Plus fondamentalement, L’Entrepreneur est à l’origine tant des processus de création que de destruction analysés par Schumpeter, ce qui lui vaut sans doute sa grande impopularité (voir la popularité d’Huber auprès des chauffeurs de taxis). C’est lui et lui seul qui crée l’étincelle originale qui permet à la croissance de démarrer, ce qui ne veut pas dire qu’il va créer de la richesse tout seul dans son coin. Il a besoin des autres.

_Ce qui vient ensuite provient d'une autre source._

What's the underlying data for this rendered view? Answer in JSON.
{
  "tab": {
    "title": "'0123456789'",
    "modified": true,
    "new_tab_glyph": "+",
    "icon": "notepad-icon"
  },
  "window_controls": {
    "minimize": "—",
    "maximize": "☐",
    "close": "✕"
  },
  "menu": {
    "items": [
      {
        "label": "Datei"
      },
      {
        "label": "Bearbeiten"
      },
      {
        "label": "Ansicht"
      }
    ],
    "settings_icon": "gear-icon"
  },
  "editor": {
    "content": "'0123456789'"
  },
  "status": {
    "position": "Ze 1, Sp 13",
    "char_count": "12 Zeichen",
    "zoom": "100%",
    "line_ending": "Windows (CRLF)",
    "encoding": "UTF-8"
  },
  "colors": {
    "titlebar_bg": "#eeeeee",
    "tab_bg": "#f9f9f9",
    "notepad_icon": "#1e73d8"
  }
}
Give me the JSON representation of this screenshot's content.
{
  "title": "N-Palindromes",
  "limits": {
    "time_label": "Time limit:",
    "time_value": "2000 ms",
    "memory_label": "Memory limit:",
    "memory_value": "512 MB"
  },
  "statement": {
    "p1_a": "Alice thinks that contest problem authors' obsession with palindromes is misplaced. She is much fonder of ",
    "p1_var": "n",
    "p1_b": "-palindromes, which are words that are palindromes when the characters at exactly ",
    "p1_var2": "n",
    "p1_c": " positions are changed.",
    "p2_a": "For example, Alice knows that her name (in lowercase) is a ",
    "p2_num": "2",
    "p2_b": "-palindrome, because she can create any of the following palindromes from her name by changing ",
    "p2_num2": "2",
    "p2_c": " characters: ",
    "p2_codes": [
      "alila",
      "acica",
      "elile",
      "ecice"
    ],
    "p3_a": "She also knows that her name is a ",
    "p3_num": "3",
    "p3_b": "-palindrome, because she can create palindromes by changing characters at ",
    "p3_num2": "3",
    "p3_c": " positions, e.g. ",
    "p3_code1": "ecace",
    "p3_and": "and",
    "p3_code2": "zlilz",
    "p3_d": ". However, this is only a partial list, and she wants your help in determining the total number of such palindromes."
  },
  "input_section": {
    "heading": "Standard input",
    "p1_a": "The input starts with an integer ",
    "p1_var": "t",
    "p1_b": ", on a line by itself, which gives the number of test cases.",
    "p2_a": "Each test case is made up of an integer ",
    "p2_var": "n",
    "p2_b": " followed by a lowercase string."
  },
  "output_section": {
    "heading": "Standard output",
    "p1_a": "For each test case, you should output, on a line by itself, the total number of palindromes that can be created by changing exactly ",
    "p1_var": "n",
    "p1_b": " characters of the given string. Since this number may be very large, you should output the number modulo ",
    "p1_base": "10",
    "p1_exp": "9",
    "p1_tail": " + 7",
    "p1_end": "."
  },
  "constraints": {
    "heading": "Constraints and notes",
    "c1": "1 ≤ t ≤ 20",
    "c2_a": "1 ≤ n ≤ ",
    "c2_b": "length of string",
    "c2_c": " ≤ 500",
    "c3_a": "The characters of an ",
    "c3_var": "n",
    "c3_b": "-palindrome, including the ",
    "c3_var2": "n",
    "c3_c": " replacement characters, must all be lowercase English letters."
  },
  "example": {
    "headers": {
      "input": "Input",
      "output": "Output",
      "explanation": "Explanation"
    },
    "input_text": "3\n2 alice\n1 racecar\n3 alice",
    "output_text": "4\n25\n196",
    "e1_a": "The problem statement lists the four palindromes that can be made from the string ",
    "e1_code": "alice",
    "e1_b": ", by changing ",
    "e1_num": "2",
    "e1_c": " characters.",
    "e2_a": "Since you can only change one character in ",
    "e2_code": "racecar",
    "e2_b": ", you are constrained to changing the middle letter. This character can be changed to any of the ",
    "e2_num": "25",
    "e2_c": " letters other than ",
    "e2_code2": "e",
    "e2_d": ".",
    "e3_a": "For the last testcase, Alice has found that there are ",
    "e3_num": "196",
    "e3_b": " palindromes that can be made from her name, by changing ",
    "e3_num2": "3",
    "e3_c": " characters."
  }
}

Pour simplifier, on peut dire que la présence des entrepreneurs est nécessaire, mais pas suffisante; d’autres intervenants sont nécessaires. Il a besoin de capital, il a besoin de collaborateurs, de matières premières, de réseaux de distributions. Mais il a surtout besoin de sécurité et de stabilité juridique que seul un état de Droit autorise.
Arrêter la logorrhée législative et réglementaire en France serait plus efficace pour relancer notre économie que toutes les subventions versées à des gens qui toujours seront bien en cours mais la plupart du temps incompétents (voir Madame Lauvergeon ou messieurs Bon et Tchuruk, eux aussi premiers de classe).
Demandez à un entrepreneur, si vous en croisez un qui ose se déclarer, de quoi il N’A PAS besoin, et invariablement sa réponse sera « De plus d’Etat, ».Le seul inconvénient en France, pour l’entrepreneur aujourd’hui est que presque tous les secteurs de croissance sont sous le contrôle de l’État : Citons l’Education, les transports publics, l’aménagement des retraites et de la prévoyance, la Sante…
Nous sommes en effet dans une situation complètement kafkaïenne où l’État contrôle et gère, selon les principes d’une économie communiste, la plupart des secteurs où la croissance pourrait s’engouffrer. Et les deux auteurs ne disent PAS UN MOT de la nécessité des privatisations. Certes on peut se demander pourquoi ces secteurs ne pourraient pas croître et rester sous le contrôle du Moloch (l’État), comme l’appelait Bertrand de Jouvenel.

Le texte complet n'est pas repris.